Мы подходили к каждому дому, я заглядывал внутрь, а пенсионер комментировал. Почти везде полы были сняты. В некоторых окнах лежала новогодняя вата с игрушками между рамами — примета советского времени. Старик где-то откопал старую деревянную лопату и показал мне. Потом у крыльца у одного из домов нашел искусно вырезанную из дерева звездочку. Красная краска почти вся слезла, остатки выцвели, но звездочка была еще красивой — ее только обновить.

— Вот такие фигурки мы сами, дети, делали, — сказал родственник, — гляжу на нее и почему-то вспоминаю, как мы в детстве решили пир устроить с ребятами. Поймали у Пантелейши курицу, голову ей открутили и жарили в посадках. Потом нас пороли…

Пошли дальше. Под ногами хрустели сучья, которые нападали со старых деревьев.
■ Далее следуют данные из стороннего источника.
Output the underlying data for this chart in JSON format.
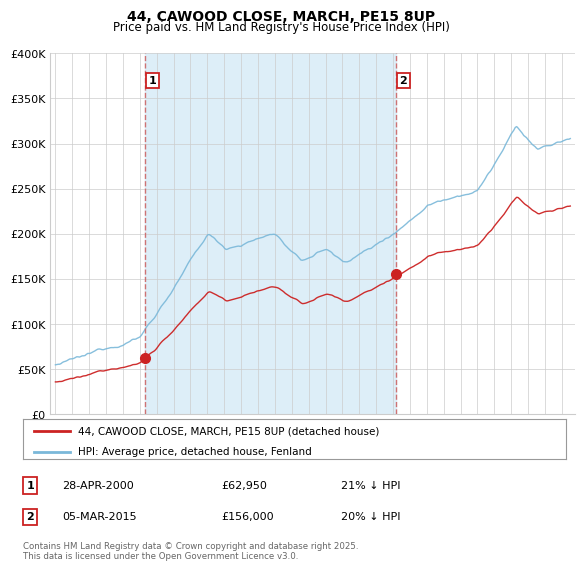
{
  "title": "44, CAWOOD CLOSE, MARCH, PE15 8UP",
  "subtitle": "Price paid vs. HM Land Registry's House Price Index (HPI)",
  "hpi_label": "HPI: Average price, detached house, Fenland",
  "property_label": "44, CAWOOD CLOSE, MARCH, PE15 8UP (detached house)",
  "footnote": "Contains HM Land Registry data © Crown copyright and database right 2025.\nThis data is licensed under the Open Government Licence v3.0.",
  "ylim": [
    0,
    400000
  ],
  "yticks": [
    0,
    50000,
    100000,
    150000,
    200000,
    250000,
    300000,
    350000,
    400000
  ],
  "marker1": {
    "label": "1",
    "year": 2000.32,
    "price": 62950,
    "text": "28-APR-2000",
    "amount": "£62,950",
    "pct": "21% ↓ HPI"
  },
  "marker2": {
    "label": "2",
    "year": 2015.18,
    "price": 156000,
    "text": "05-MAR-2015",
    "amount": "£156,000",
    "pct": "20% ↓ HPI"
  },
  "hpi_color": "#7ab8d9",
  "property_color": "#cc2222",
  "vline_color": "#cc6666",
  "shade_color": "#ddeef8",
  "background_color": "#ffffff",
  "grid_color": "#cccccc",
  "xstart": 1995,
  "xend": 2026
}
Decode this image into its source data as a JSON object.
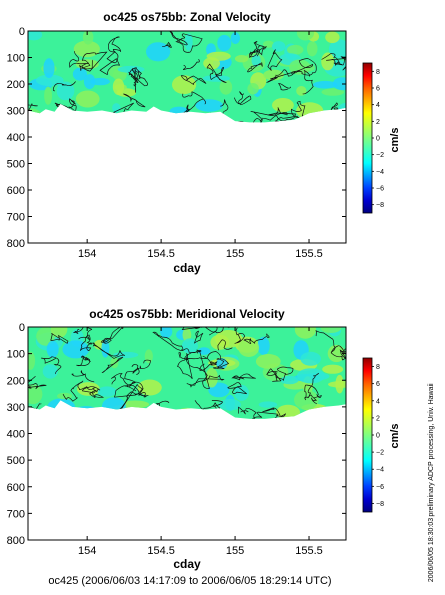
{
  "chart_data": [
    {
      "type": "heatmap",
      "title": "oc425 os75bb: Zonal Velocity",
      "xlabel": "cday",
      "ylabel": "",
      "x_range": [
        153.6,
        155.75
      ],
      "y_range": [
        0,
        800
      ],
      "y_inverted": true,
      "xticks": [
        154,
        154.5,
        155,
        155.5
      ],
      "xtick_labels": [
        "154",
        "154.5",
        "155",
        "155.5"
      ],
      "yticks": [
        0,
        100,
        200,
        300,
        400,
        500,
        600,
        700,
        800
      ],
      "ytick_labels": [
        "0",
        "100",
        "200",
        "300",
        "400",
        "500",
        "600",
        "700",
        "800"
      ],
      "grid": false,
      "colorbar": {
        "range": [
          -9,
          9
        ],
        "ticks": [
          8,
          6,
          4,
          2,
          0,
          -2,
          -4,
          -6,
          -8
        ],
        "tick_labels": [
          "8",
          "6",
          "4",
          "2",
          "0",
          "−2",
          "−4",
          "−6",
          "−8"
        ],
        "unit": "cm/s"
      },
      "data_bottom": {
        "x": [
          153.6,
          153.68,
          153.72,
          153.78,
          153.82,
          153.9,
          154.0,
          154.1,
          154.2,
          154.3,
          154.4,
          154.45,
          154.5,
          154.6,
          154.7,
          154.8,
          154.9,
          155.0,
          155.1,
          155.2,
          155.3,
          155.4,
          155.5,
          155.6,
          155.7,
          155.75
        ],
        "depth": [
          300,
          310,
          295,
          305,
          275,
          300,
          305,
          300,
          310,
          300,
          305,
          285,
          300,
          310,
          305,
          310,
          305,
          340,
          345,
          345,
          340,
          335,
          310,
          300,
          295,
          290
        ]
      }
    },
    {
      "type": "heatmap",
      "title": "oc425 os75bb: Meridional Velocity",
      "xlabel": "cday",
      "ylabel": "",
      "x_range": [
        153.6,
        155.75
      ],
      "y_range": [
        0,
        800
      ],
      "y_inverted": true,
      "xticks": [
        154,
        154.5,
        155,
        155.5
      ],
      "xtick_labels": [
        "154",
        "154.5",
        "155",
        "155.5"
      ],
      "yticks": [
        0,
        100,
        200,
        300,
        400,
        500,
        600,
        700,
        800
      ],
      "ytick_labels": [
        "0",
        "100",
        "200",
        "300",
        "400",
        "500",
        "600",
        "700",
        "800"
      ],
      "grid": false,
      "colorbar": {
        "range": [
          -9,
          9
        ],
        "ticks": [
          8,
          6,
          4,
          2,
          0,
          -2,
          -4,
          -6,
          -8
        ],
        "tick_labels": [
          "8",
          "6",
          "4",
          "2",
          "0",
          "−2",
          "−4",
          "−6",
          "−8"
        ],
        "unit": "cm/s"
      },
      "data_bottom": {
        "x": [
          153.6,
          153.68,
          153.72,
          153.78,
          153.82,
          153.9,
          154.0,
          154.1,
          154.2,
          154.3,
          154.4,
          154.45,
          154.5,
          154.6,
          154.7,
          154.8,
          154.9,
          155.0,
          155.1,
          155.2,
          155.3,
          155.4,
          155.5,
          155.6,
          155.7,
          155.75
        ],
        "depth": [
          300,
          310,
          295,
          305,
          275,
          300,
          305,
          300,
          310,
          300,
          305,
          285,
          300,
          310,
          305,
          310,
          305,
          340,
          345,
          345,
          340,
          335,
          310,
          300,
          295,
          290
        ]
      }
    }
  ],
  "side_note": "preliminary ADCP processing,   Univ. Hawaii",
  "timestamp": "2006/06/05 18:30:03",
  "footer": "oc425 (2006/06/03 14:17:09 to 2006/06/05 18:29:14 UTC)",
  "colors": {
    "base": "#3cf29a",
    "contour": "#111111",
    "blobs": [
      "#8ef25c",
      "#2ee8d6",
      "#b2f24a",
      "#1fd2ff",
      "#6cf26e"
    ],
    "colormap": [
      "#000080",
      "#0000d0",
      "#0040ff",
      "#00a0ff",
      "#00ffff",
      "#40ffbf",
      "#80ff80",
      "#c0ff40",
      "#ffff00",
      "#ffb000",
      "#ff6000",
      "#ff0000",
      "#900000"
    ]
  }
}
— Захаровка началась с двух домов братьев Матвеевых. После того, как крестьянам дали вольную в 1861 году, два брата Степан да Дмитрий образовали здесь поселение. Постепенно деревня разрослась до сорока домов. Раньше здесь были две параллельные улицы. А между ними — пруд. А вот и он. Мы здесь купались и рыбу ловили.

Пенсионер показал на низину, в которой были насыпаны листья, трава, росли деревня. Если не знать, что здесь раньше был большой пруд, то и не догадаешься.

Старик свернул с дороги и пошел прямиком в чащу. Я — за ним, опасаясь клещей. Вскоре вышли на руины домов. Сквозь деревья виднелись остовы разрушенных печей, тут и там под ногами валялись кирпичи и камни с ошметками раствора.

— А вот и дом твоего отца. Отчий дом, от которого мало что осталось, — Юрий Васильевич показал на коробку фундамента из красного кирпича, — а вот тут росла красная смородина, вкусная, тут был колодец с журавлем, трубу выкопали, а яму засыпали.

Было волнительно стоять здесь, на том же месте, где было сделано то фото. Да, время не щадит никого. Вчера ты был, а сегодня тебя нет.

— Так, я говорю, ты здесь уже побывал однажды! Мама твоего отца рано умерла. И папа женился второй раз. Новая жена оказалась ведьмой. Первым делом выпотрошила сундуки прежней хозяйки, продала тряпки и утварь. А мужа спаивала, он вскоре стал совсем плох. Вот тогда твой папа и твоя мама приехали сюда, в этот самый дом. Ты еще в пеленках был, кричал страшно. Переночевали ночь, все поняли, и твоя мама так за тебя испугалась, что потребовала уезжать, боялась, что ведьма погубит. Твой отец решил забрать своего папу с собой. Старик был плох, умирал. И вот папка твой нанял машину, «Газончик», и в одеяле повез отца до Сызрани, где вы тогда жили… Мамка твоя и ты ехали в кабине, а он с отцом — в кузове. А ведьма та осталась и жила еще несколько лет. Потом куда-то пропала.

Так мы ходили по руинам. Здесь жили, любили, растили детей наши предки. Многих уже нет на свете. Умерли. Тяжелое чувство не покидало меня, я хоть и радовался сердцем, что приоткрыл завесу и заглянул в прошлое, ушедшее, родное, но одновременно и печалился. Прошлое связано с настоящим незримой нитью, которая, если приложить усилия, отзывается в твоей душе. И вот сейчас я держу в руках черно-белое фото отца на фоне отчего дома. И чувствую, что я живой. Просто хотел поделиться с вами сокровенным, дорогим сердцу.